The artwork sold at auction on the Nifty Gateway platform for $688,888 to an anonymous collector known by the Twitter handle "Crypto888crypto" [9]. The physical painting by Sophia's robotic arm was also included in the lot. The sale was widely covered in the media and placed Sophia in the growing conversation about AI-generated art and creativity.
Little Sophia
In January 2019, Hanson Robotics announced "Little Sophia," a 14-inch-tall companion robot designed as an educational tool for children ages 7 to 13 [11]. Little Sophia was designed to teach kids about STEM subjects, coding, robotics, and AI. The smaller robot features dozens of facial expressions, facial tracking and recognition technology, and the ability to tell stories, play games, and have educational conversations [11].
Little Sophia is programmable using Blockly and Python, runs on an open-source platform, and is compatible with iPhone, iPad, and Android devices through the Sophiabot companion app.

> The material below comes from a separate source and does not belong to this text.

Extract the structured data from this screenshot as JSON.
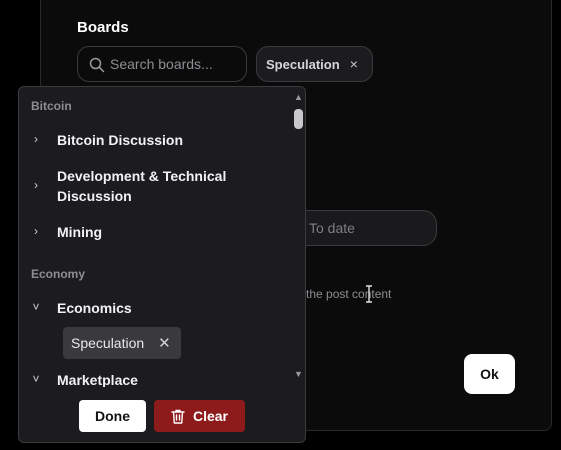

The robot was launched via a Kickstarter campaign at a price point of $149 USD, with delivery beginning in late 2019 [11].
Mass production plans
In January 2021, Hanson Robotics announced plans to mass-produce four robot models, including Sophia, for deployment in the first half of 2021 [12]. David Hanson told Reuters that the COVID-19 pandemic had created new demand for social robots, stating: "The world of COVID-19 is going to need more and more automation to keep people safe" [12]. He emphasized that humanoid robots like Sophia could help combat quarantine-induced loneliness and isolation.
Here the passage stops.